Will Jill Stein be at the debate? The answer is yes; the Green Party nominee will be there, and she will be accompanied by a large group of protesters.
Late last week, despite Dr. Stein and Libertarian presidential candidate Gary Johnson‘s efforts, the Commission on Presidential Debates announced that only the Republican and Democratic nominees would be on the debate stage on September 26 at Hofstra University in Hempstead, New York. NBC’s Lester Holt will moderate the first debate.
The commission set the rules over a year ago; they stated, a candidate had to be around 15 percent in the following polls ABC-Washington Post, CBS-New York Times, CNN-ORC, Fox News, and the NBC/Wall Street Journal to take part in the debates.

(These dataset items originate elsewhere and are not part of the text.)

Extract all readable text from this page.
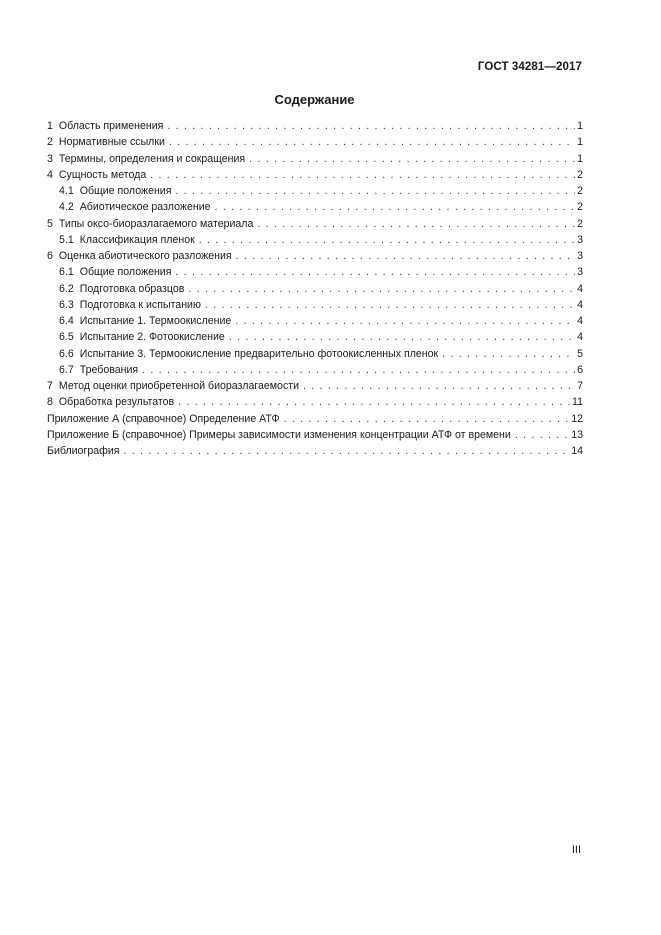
ГОСТ 34281—2017
Содержание
1 Область применения . . .	1
2 Нормативные ссылки . . .	1
3 Термины, определения и сокращения . . .	1
4 Сущность метода . . .	2
4.1 Общие положения . . .	2
4.2 Абиотическое разложение . . .	2
5 Типы оксо-биоразлагаемого материала . . .	2
5.1 Классификация пленок . . .	3
6 Оценка абиотического разложения . . .	3
6.1 Общие положения . . .	3
6.2 Подготовка образцов . . .	4
6.3 Подготовка к испытанию . . .	4
6.4 Испытание 1. Термоокисление . . .	4
6.5 Испытание 2. Фотоокисление . . .	4
6.6 Испытание 3. Термоокисление предварительно фотоокисленных пленок . . .	5
6.7 Требования . . .	6
7 Метод оценки приобретенной биоразлагаемости . . .	7
8 Обработка результатов . . .	11
Приложение А (справочное) Определение АТФ . . .	12
Приложение Б (справочное) Примеры зависимости изменения концентрации АТФ от времени . . .	13
Библиография . . .	14
III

According to the latest polls from CBS/NYT, among registered voters Hillary Clinton is at 41 percent, Donald Trump is at 39 percent, Johnson is at 11 percent, and Stein has 5 percent.
The third-party candidates reacted to the news very differently. The leader of the Libertarian Party issued a statement, which read:
“The Commission is a private organization created 30 years ago by the Republican and Democratic parties for the clear purpose of taking control of the only nationally-televised presidential debates voters will see. At the time of its creation, the leaders of those two parties made no effort to hide the fact that they didn’t want any third party intrusions into their shows.”
Johnson said he hopes to have better polling numbers to earn a spot during the second debate in early October. Stein, on the other hand, stated in a press release that she plans to protest outside of the event with hundreds of her supporters.
Stein has taken part in dozens of protests in the past, just last week she was charged for spray-painting on a bulldozer at an anti-pipeline protest in North Dakota. She said:
“We will be at the debate to insist that Americans not only have a right to vote, but we have a right to know who we can vote for.”
The commission is expected to review the criteria for the second and third debates in the future. The last time a third-party candidate took part in all three presidential debates was in 1992, when Ross Perot, an independent, met the polling threshold set by the commission.